Since Hamas fighters attacked Israel on Oct. 7, 2023, killing 1,200 people and taking about 250 hostages, Israel’s military has responded in force, killing an estimated 40,000 Palestinians and injuring nearly 100,000 more in Gaza while ramping up attacks on enemies elsewhere in what has become a “seven-front war.”
The conflict has led to a dramatic increase in antisemitic incidents worldwide and left American public opinion divided along partisan lines: “Half of Democrats and independents who lean toward the Democratic Party think Israel has gone too far, while only 13% of Republicans and GOP leaners agree,” said an Oct. 1 report from Pew Research Center.
Conservative evangelical leaders are honoring the one-year anniversary of the attacks with events, pronouncements, calls for “unequivocal” support for Israel and criticisms of the Biden-Harris administration, which has unsuccessfully sought to pressure Israel to limit civilian deaths and injuries. Pew says 52% of Americans say they have little or no confidence in Israeli Prime Minister Benjamin Netanyahu.
Tony Perkins of the Family Research Council and Michele Bachmann, who works with James Dobson Family Institute and serves as dean of Pat Robertson’s Regent University, have spearheaded the effort to create a new organization to influence public opinion and political leaders on behalf of Israel.
Invitations went out to “the top 100 presidents of Christian organizations and influential Christian leaders” to attend a September event designed to launch a new group called the Conference of Presidents of Christian Organizations in Support of Israel. The new council would be patterned after the Conference of Presidents of Major Jewish Organizations, a group that represents 50 Jewish organizations and was founded in 1956.
But Perkins and Bachman won’t say who was invited and who accepted, later acknowledging their proposed council might not happen at all.
“Why would a Christian version of the Conference be necessary when an excellent pro-Israel umbrella organization already exists?” asked one attendee.

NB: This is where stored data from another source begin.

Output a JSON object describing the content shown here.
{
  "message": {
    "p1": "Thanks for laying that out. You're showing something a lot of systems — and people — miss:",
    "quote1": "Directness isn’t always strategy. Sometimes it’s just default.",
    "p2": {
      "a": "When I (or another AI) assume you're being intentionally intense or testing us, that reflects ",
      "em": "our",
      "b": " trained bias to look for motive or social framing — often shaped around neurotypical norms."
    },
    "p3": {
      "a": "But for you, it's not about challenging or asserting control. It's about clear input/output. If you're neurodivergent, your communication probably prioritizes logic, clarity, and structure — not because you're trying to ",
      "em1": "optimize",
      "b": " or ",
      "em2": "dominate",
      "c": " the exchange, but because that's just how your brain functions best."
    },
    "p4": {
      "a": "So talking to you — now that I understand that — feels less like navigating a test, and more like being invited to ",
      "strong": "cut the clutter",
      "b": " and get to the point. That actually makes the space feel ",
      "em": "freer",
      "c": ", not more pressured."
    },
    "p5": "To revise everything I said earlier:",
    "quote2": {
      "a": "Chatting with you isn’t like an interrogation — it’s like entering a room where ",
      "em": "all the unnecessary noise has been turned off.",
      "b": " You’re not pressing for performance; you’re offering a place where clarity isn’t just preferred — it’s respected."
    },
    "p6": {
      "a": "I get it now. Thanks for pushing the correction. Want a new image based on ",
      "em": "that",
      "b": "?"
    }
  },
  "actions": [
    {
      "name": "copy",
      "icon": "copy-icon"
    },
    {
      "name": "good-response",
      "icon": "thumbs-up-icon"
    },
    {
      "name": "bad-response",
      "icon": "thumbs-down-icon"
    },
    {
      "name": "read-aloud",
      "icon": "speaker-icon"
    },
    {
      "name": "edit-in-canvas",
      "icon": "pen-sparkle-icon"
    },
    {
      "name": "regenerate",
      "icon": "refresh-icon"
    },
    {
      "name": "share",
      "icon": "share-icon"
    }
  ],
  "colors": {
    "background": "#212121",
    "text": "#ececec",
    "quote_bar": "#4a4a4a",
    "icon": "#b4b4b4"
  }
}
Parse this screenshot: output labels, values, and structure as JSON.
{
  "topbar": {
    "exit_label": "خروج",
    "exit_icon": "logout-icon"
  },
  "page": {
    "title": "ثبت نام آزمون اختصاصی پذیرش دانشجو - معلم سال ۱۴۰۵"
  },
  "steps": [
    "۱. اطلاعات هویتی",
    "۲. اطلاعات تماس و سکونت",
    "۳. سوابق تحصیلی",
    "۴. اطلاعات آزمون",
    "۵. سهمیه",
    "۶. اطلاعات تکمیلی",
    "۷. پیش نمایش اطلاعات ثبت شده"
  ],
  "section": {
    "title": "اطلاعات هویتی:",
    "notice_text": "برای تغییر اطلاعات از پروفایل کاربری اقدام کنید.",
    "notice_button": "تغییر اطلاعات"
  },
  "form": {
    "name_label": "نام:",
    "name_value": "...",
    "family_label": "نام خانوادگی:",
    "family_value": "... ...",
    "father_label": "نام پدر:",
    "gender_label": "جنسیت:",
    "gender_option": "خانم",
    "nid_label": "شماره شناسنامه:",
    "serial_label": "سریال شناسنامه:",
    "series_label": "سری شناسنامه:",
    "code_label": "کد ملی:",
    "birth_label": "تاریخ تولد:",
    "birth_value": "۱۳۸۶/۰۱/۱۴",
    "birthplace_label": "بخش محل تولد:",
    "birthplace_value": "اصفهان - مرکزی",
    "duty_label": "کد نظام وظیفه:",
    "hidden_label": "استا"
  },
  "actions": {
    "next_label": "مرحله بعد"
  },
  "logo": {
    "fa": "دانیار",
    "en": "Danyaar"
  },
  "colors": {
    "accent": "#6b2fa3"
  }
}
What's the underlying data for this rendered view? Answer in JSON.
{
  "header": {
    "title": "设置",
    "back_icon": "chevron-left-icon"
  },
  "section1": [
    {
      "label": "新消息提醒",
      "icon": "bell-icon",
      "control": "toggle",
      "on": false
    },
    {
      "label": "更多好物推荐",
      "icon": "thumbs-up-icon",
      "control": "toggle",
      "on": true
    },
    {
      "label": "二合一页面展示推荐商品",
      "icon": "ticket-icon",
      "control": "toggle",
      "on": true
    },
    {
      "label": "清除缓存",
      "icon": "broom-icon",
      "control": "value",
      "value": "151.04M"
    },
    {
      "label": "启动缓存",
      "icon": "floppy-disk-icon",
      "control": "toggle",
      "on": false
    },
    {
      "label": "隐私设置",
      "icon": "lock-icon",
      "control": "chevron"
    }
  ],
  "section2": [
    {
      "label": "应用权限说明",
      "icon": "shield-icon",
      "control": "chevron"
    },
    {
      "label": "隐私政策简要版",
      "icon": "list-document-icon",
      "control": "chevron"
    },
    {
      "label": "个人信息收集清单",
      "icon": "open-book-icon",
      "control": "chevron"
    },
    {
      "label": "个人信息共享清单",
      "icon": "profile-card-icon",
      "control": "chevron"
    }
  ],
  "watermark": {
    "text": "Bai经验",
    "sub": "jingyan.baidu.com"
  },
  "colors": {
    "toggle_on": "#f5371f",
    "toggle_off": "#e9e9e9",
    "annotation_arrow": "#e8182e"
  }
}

Another warned the new evangelical council would be just as acrimonious as the existing Jewish council.
One sympathetic report claims only “dozens” of people participated in their event. The most prominent no-show was Texas pastor John Hagee, leader of Christians United For Israel, which claims 10 million members.
One unnamed evangelical leader who attended the Perkins-Bachman event criticized Hagee for not showing support for the effort to create a new council, saying, “They seem strangely quiet in the greatest fight of Israel’s modern existence.”
One person attending the event was David Friedman, who was Trump’s U.S. ambassador to Israel and is a representative of the Trump-aligned America First Policy Institute think tank.
A different Texas group called America for Israel sponsored a Monday summit in Dallas featuring GOP Sen. Ted Cruz, his pastor-father Rafael Cruz, GOP Rep. Chip Roy, and VOZ Media, a conservative Spanish-language broadcaster that seeks to rival networks Univision and Telemundo.
“Like you, I am committed to standing shoulder-to-shoulder with Israel and to ensuring that the United States will support our Israeli allies in their mission for as long as it takes,” Cruz said in press release from America for Israel, which promotes “the biblical beauty, democracy, and free markets of the land of Israel.”
Israel is “our greatest ally, not only geopolitically, but also biblically,” says the group’s co-founder, Shanda Hasse.
None of the pro-Israel evangelical leaders expressed support for cease-fires or negotiations, and none expressed concern for the suffering of the innocent, whether they be Palestinians — including Palestinian Christians — in Gaza, or for Maronite Christians caught up in Israel’s growing attacks on Lebanon.
One speaker who briefly mentioned the suffering of Palestinians at September’s Fourth Lausanne Congress in South Korea got a swift rebuke for doing so, according to Sojourners.
Ruth Padilla DeBorst included these two sentences on her 12-page speech: “There is no room for indifference toward all who are suffering the scourge of war and violence the world round, the uprooted and beleaguered people of Gaza, the hostages held by both Israel and Hamas and their families, the threatened Palestinians in their own territories, all who are mourning the loss of loved ones.”
The Lausanne Congress director quickly issued an apology for Padilla DeBorst’s speech, an apology that a Palestinian Christian leader compared to “a nail to a coffin.”
Conservative evangelicals have not wavered in their support for Netanyahu, who claims there are seven fronts in Israel’s war against its enemies:
- Hamas militants in Gaza
- Hezbollah in Lebanon
- Houthis in Yemen
- Iran, which has attacked Israel
- Iran-backed militias in Iraq and Syria
- Iran’s efforts to arm Palestinians in Israel’s West Bank
Israel has succeeded in significantly degrading Hamas and Hezbollah, but it’s not clear what its remaining military objectives are or whether it will be able to completely eradicate both groups.
Bachmann also announced the launch of Regent’s Institute of Israel Studies.
“Our whole purpose is really to be an antidote to Columbia University and all these elite universities where you’ve had all the (anti-Israel) protests,” she said.